In this particular case, though, the member was not on prophylactic therapy and instead was taking two acute medications. This is not clinically appropriate and does not align with standards of practice nor the FDA recommendations. It was appropriate to redirect that member to a therapy regimen that is going to be more sustainable for them to prevent attacks. The member’s treatment plan was addressing the sequella of the disease, instead of treating the underlying condition. Intervening in this scenario is a good service for the member to make sure they have a more appropriate therapy as well as for the employer because there is a cost-benefit involved in the switch.
Case #4: Acromegaly
Another situation occurred with a member using a medication called Somatuline® to treat acromegaly. The member was receiving four times the recommended medication dose that they should have, likely because of a simple mistake in the pharmacy’s system. Through a clinical intervention from the RxBenefits clinical team, the physician’s office was contacted.
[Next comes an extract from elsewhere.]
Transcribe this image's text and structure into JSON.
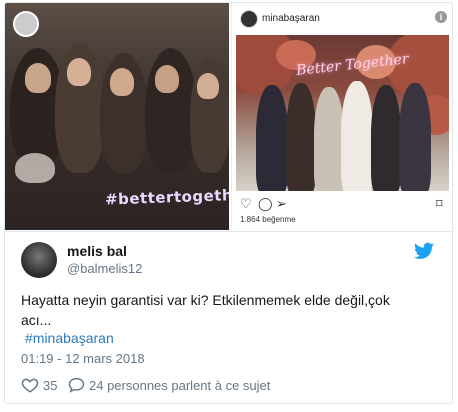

The physician verified that the dosing should be reduced and then worked with the pharmacy to update the prescription.
The cost-avoidance for the plan was substantial – more than $200,000 per year from that single claim. More importantly, the appropriate medication dose was provided to the member. The member’s drug regimen changed from four syringes per month (one per week) to one per month, which is a significant change for the member’s quality of life. A mistake could have occurred in the transfer of information, but the point is that this intervention resulted in a better outcome for everyone involved.
Case #5: Short Bowel Syndrome
During a large case review, the RxBenefits clinical team discovered an issue with a member taking Gattex® for short bowel syndrome. Gattex is prescribed on a weight-based dosing regimen, and the medication comes in 5mL vials, but there is only 3.7mg in each vial. Each vial costs more than $40,000. In this case, the doctor’s prescription was based on this particular member’s weight, which was calculated to need 3.8mg, and so the patient needs two vials per month for their dosing. However, people with short bowel syndrome can have fluctuations in weight.
The RxBenefits clinical team flagged this claim and reached out to the physician. The clinical review found that the member had in fact lost weight, and only one vial was needed to meet the specific dose requirements of the medication. Optimizing this dose saved the plan $40,000 per month. This example shows how important it is, especially with weight-based medications, to be diligent in understanding where the breakpoints are for dosing and to stay in contact with the member and physician to maintain appropriate dosing at all times.
Employers want to do the best that they can for their employees. A data-driven clinical oversight strategy that uses detailed data analytics, appropriate authorizations, and independent pharmacist reviews can help your clients optimize the clinical and economic value of their pharmacy benefit plan.